La propaganda di guerra – paradossalmente – ha avuto invece presa su alcune minoranze della minoranza antagonista, arrivate a esprimere sostegno a una sedicente, e inesistente, resistenza ucraina, e a esitare, nel contempo, a sostenere la resistenza palestinese, con la totale incapacità di distinguere tra un’ondata nazionalista fomentata e armata dalla NATO (e con autentici nazisti in prima fila, tra Parlamento, squadroni della morte, esercito, polizia, Guardia Nazionale) e una resistenza anticoloniale contro un colonialismo d’insediamento ancora in corso. Se i socialisti parlamentari di un tempo votarono i crediti di guerra, i loro ridicoli e corrotti eredi “progressisti”, dopo un secolo di collaborazionismo di classe, sostengono il piano di riarmo “ReArm Europe” e indicono piazze guerrafondaie “per la libertà”, volte unicamente a sostenere la prosecuzione del massacro in corso in Ucraina.
A centodieci anni dall’entrata in guerra dell’Italia nel Primo Massacro Mondiale e a ottant’anni dalla fine del Secondo sul suolo europeo, sono la storia dell’antimilitarismo rivoluzionario e ancor più quella di chi lo ha abbandonato abbracciando la causa della “guerra giusta” di turno a illuminare tragicamente la strada da percorrere.

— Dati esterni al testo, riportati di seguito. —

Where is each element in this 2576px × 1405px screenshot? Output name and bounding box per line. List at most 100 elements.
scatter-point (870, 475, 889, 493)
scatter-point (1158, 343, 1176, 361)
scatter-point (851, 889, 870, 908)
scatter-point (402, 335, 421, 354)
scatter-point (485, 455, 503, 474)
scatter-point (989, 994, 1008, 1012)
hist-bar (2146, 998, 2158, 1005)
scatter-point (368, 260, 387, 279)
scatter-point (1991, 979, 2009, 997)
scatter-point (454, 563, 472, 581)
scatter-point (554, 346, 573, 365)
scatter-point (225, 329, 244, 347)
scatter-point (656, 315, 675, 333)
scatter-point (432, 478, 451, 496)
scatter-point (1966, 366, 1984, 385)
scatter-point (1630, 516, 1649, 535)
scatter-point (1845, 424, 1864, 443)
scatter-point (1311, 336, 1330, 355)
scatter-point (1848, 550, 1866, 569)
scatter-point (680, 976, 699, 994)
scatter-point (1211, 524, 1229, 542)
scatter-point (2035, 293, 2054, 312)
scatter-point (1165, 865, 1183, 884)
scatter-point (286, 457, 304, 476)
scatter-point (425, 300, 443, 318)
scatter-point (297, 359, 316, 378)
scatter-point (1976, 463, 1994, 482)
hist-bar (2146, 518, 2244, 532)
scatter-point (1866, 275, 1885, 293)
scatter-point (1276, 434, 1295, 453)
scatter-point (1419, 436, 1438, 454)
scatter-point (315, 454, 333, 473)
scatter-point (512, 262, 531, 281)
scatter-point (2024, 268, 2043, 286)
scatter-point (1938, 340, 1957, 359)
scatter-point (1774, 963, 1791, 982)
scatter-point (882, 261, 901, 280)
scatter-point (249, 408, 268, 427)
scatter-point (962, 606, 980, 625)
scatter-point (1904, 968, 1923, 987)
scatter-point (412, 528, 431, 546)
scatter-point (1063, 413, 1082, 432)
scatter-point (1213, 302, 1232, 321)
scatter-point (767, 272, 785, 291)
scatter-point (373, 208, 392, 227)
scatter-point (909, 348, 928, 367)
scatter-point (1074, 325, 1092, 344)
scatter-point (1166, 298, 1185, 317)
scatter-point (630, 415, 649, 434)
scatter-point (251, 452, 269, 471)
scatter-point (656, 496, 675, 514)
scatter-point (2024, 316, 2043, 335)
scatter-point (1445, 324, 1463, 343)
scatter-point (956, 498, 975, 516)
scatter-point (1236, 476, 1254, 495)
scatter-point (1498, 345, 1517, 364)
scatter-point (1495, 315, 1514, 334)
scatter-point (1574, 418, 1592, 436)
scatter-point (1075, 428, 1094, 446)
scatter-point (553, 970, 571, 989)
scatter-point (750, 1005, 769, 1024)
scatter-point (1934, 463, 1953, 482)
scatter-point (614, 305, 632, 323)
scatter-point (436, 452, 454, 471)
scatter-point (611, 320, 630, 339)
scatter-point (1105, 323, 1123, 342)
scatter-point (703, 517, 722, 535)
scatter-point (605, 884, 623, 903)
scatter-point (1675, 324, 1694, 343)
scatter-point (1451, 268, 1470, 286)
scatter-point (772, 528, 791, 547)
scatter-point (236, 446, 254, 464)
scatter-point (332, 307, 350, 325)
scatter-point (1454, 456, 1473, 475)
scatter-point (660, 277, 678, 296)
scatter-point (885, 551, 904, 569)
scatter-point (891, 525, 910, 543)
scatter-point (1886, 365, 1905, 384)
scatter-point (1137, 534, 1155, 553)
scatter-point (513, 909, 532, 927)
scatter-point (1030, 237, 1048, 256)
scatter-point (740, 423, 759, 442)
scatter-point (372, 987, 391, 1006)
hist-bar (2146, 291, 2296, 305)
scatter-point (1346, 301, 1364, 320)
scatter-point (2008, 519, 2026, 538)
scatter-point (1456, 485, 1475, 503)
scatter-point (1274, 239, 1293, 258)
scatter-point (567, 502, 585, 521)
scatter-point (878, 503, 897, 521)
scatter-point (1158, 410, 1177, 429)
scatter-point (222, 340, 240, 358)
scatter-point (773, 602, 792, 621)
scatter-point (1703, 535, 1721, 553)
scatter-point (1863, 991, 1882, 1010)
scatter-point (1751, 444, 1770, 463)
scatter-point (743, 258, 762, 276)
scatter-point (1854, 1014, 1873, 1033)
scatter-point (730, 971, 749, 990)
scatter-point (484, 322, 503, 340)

L’unico modo di sottrarsi a guerre fratricide è assumere la logica del disfattismo e le sue implicazioni, ovvero adoperarsi per la rovina della parte capitalista che ti vuole arruolare e intruppare, e l’unico modo per sottrarre il disfattismo dall’arruolamento da parte del campo capitalista avverso è la logica dell’internazionalismo: quella con la quale ogni sfruttato vede il proprio nemico nel padronato di casa propria, solidarizzando con i propri fratelli e sorelle dall’altro lato del fronte.
¯¯¯
Con questo sguardo sul mondo nasce disfare, bollettino periodico in parte dedicato ad affrontare nodi cruciali per interpretare il fosco orizzonte in cui agiamo, in parte a dare diffusione di testi contro la guerra totale, per lo più inediti in lingua italiana, provenienti dai vari fronti e retrovie del mondo e anche dal passato.
Il bollettino uscirà in quattro numeri annuali, un ritmo oltremodo lento per tenere il passo vertiginoso dell’attualità, ma che ci sembra – oltre che compatibile con le nostre energie – adatto al cristallizzarsi di un pensiero che provi ad avventurarsi oltre la superficie. Ci affidiamo a uno strumento cartaceo, senza escludere che possa essere affiancato da altri mezzi, convinti che nella dimensione digitale tutto sfreccia e poco o nulla si posa, rumore di fondo che non ha più importanza di qualsiasi altro rumore.
Di fronte all’accelerazione di eventi di portata storica che stiamo vivendo, ci sembra utile dotarci di una pubblicazione che possa fornire uno spazio di discussione e in cui possano dialogare fra loro esperienze di lotta e analisi, anche geograficamente lontane e magari divergenti tra di loro, con il desiderio che questo possa stimolare pensiero e azione. Per questo invitiamo chi ci legge a contribuire con testi, grafiche, segnalazioni, critiche, diffusione. Nella speranza che l’accelerazione di questi tempi bui non ci trovi del tutto impreparati.